EDIT: thats right Devo. wonders of live yeast in your guts


----------



## DarkFaerytale (20/5/08)

there an interesting contraption, might be good for yeast propagation. but as CM2 said not really good for longnecks. perhaps if they fit over a bigger bottle, maybe 3 or 4L. long term storage might be an issue too. tell us how they go dataphage.

might even be good just for a few bottles to share with those "ewww what is that" friends

-Phill


----------



## dataphage (20/5/08)

citymorgue2 said:


> well considering the average brewer would have 3 batches or so bottled at any one time you'd need at least 150 of them (1 for each bottle) which means your up for $600. now I did have 350 odd bottles ready for drinking at one stage. buggered if im going to spend $1800 for sediment reducing things. hell you could go straight to kegs and top of the line filtering units.
> 
> I also think you missed the point. its a 2 part unit, where you dont use a crown seal. also if you did take it off to put a cown seal on, you'd loose most of the carbonation as soon as released the pressure.
> 
> ...



I know, it's just a toy to keep me amused! 
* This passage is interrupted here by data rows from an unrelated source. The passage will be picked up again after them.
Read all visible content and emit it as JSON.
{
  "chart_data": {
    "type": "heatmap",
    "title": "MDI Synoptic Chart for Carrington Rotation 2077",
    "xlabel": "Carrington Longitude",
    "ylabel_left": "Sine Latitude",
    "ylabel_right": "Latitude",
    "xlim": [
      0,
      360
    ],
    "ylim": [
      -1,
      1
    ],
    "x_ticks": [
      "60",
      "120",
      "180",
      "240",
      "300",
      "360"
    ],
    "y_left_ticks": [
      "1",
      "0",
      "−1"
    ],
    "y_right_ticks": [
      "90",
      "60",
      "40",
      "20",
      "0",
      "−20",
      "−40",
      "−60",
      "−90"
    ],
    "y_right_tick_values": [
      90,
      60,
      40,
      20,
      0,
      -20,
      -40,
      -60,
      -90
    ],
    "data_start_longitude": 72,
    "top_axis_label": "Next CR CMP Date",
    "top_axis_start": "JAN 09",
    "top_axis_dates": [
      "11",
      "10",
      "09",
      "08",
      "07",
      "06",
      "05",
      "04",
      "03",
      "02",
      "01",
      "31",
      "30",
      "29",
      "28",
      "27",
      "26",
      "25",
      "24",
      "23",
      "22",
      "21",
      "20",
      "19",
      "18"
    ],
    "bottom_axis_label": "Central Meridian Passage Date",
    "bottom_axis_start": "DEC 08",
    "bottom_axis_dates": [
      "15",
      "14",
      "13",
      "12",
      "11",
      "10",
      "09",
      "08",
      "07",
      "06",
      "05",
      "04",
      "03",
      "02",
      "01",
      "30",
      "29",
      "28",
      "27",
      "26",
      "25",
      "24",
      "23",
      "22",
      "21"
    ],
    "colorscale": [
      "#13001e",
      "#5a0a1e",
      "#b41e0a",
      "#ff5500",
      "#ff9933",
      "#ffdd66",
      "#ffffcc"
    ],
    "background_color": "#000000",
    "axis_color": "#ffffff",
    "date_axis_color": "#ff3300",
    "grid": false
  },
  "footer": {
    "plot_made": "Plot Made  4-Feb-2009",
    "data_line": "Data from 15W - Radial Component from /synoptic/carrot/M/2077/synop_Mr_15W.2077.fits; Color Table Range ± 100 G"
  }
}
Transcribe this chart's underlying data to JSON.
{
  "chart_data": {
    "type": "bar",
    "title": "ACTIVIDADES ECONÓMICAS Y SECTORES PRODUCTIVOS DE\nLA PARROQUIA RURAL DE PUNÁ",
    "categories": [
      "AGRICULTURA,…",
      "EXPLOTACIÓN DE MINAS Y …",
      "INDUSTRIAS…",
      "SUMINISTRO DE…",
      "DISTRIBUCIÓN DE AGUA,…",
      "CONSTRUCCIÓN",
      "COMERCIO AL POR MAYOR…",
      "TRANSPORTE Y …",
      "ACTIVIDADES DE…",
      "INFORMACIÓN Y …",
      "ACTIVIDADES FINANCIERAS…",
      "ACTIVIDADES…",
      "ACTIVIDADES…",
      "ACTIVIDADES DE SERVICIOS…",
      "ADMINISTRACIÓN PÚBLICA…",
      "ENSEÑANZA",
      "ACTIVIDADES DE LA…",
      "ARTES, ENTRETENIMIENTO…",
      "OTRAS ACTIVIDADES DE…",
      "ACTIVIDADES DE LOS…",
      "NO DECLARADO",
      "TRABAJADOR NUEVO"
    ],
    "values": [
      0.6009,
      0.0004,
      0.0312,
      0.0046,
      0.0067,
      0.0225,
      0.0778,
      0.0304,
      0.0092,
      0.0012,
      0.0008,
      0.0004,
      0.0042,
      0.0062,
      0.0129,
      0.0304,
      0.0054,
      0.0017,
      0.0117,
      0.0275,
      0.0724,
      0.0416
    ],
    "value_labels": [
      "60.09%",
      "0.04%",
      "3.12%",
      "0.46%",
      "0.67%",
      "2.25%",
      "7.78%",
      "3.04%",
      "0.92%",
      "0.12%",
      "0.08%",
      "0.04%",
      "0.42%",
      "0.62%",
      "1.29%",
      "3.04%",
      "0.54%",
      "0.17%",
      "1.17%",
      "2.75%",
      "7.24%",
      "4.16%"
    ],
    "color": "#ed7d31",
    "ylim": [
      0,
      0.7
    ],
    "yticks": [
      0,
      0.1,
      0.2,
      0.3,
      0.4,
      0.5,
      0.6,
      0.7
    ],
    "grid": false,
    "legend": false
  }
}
I do get the point of a 2 part system, honest! What I was really wondering is whether you could use it as a disengorgement tool for speciality brews. There was one listed on here a while ago that had this champagne like aging. I was wondering if it could the pressure without leaking...


----------



## dataphage (17/6/08)

Long section on Craftbrewer Radio here: http://radio.craftbrewer.org/shows/June2-08.mp3


----------